3.2 Tasks And Datasets
We compared these methods to define and populate two target relations: conducts(material,energy), and has-part(animal,bodypart). All methods extract knowledge from the same corpora of science text, consisting of ∼1.5M sentences (largely) about elementary science drawn from science textbooks, Simple Wikipedia, and the Web. For each relation, two (different) users familiar with IKE were asked to construct these tables. The numbers presented in Table 3 and Table 4 are averaged over these two users. Although this study is small, it provides helpful indicators about IKE's utility. Table 3 shows the results for building the conducts(material,energy) table. Most importantly, with IKE the user was able to discover substantially more patterns (31 vs. 7) with higher accuracy (52.7% vs. 25.5%) than the manual approach, resulting in a larger table (59 vs. 27 rows) in less time (20 vs. 30 mins). It also shows that fully automatic bootstrapping produced a large number of low quality (34.4% precision) rules, with an overall lower yield (63 rows).
3.3 Results
Note that for both Manual and IKE, users have to decide how to spend their time budget, in particular between work on creating high-quality patterns vs. work on annotating examples found by those patterns. Thus the precision scores in the Tables reflect how the users chose to make this tradeoff, while the yield reflects their success at the overall goal, namely building a good table. Table 4 shows similar results for constructing the has-part(organism,bodypart) table, IKE having the highest overall yield. Although this is a small case study, it suggests that IKE has value for rapid knowledge base construction.
4 Conclusion
We have presented IKE, a usable, general-purpose tool for interactive extraction.

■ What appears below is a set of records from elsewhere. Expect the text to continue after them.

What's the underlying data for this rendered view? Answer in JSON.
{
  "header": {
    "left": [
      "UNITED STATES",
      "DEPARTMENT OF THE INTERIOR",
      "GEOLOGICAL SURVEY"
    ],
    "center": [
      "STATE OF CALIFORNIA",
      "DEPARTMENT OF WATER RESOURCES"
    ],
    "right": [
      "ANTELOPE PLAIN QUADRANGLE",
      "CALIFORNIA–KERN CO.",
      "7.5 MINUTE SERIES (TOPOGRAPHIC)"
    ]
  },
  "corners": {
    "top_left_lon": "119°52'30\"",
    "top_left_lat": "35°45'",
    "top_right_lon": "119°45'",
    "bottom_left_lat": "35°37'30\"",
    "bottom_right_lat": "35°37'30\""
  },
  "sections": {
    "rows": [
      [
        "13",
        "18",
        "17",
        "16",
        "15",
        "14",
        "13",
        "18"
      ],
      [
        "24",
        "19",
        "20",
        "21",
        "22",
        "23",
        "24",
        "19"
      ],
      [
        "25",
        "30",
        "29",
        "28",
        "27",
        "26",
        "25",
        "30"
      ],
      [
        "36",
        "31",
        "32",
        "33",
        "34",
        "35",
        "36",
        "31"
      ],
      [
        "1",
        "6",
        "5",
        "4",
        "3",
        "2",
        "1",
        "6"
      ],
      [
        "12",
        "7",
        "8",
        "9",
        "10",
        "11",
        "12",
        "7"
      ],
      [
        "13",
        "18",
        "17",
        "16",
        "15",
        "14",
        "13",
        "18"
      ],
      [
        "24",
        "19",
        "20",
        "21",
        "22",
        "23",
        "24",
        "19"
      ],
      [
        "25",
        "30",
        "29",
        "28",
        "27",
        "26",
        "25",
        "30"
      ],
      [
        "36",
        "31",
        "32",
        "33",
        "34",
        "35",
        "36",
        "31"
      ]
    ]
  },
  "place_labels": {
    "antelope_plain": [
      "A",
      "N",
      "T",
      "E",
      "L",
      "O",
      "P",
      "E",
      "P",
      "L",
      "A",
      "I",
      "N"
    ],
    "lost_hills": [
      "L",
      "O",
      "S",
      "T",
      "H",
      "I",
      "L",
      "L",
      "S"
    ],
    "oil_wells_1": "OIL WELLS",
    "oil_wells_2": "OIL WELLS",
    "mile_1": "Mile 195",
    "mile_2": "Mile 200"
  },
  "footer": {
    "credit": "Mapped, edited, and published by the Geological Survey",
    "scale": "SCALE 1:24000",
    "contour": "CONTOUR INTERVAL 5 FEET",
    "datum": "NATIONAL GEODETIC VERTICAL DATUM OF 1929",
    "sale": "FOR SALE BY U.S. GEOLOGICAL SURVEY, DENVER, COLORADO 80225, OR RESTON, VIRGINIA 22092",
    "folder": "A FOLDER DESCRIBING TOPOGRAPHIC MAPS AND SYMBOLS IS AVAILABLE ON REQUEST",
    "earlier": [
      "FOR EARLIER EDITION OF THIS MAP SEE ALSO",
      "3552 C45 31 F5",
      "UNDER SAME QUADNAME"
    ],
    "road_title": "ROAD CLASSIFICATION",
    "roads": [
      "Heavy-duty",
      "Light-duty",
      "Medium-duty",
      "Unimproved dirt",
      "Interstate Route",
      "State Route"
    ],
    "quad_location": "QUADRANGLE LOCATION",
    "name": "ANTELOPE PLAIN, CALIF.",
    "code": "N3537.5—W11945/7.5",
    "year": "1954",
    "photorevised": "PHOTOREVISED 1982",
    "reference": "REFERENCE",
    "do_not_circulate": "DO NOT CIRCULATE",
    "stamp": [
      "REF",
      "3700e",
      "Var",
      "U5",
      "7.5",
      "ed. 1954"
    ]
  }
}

It has an expressive, easily comprehensible query language that integrates symbolic (boolean) and distributional (similarity-based) methods for search, and has a fast execution time. A preliminary evaluation suggests that IKE is effective for the task of knowledge-base construction compared to manual pattern authoring or using fully automated extraction tools. We are currently using this tool to expand the KB used by the Aristo system (Clark et al., 2016) , and are making IKE publically available on our Web site at http://allenai.org/software/ interactive-knowledge-extraction.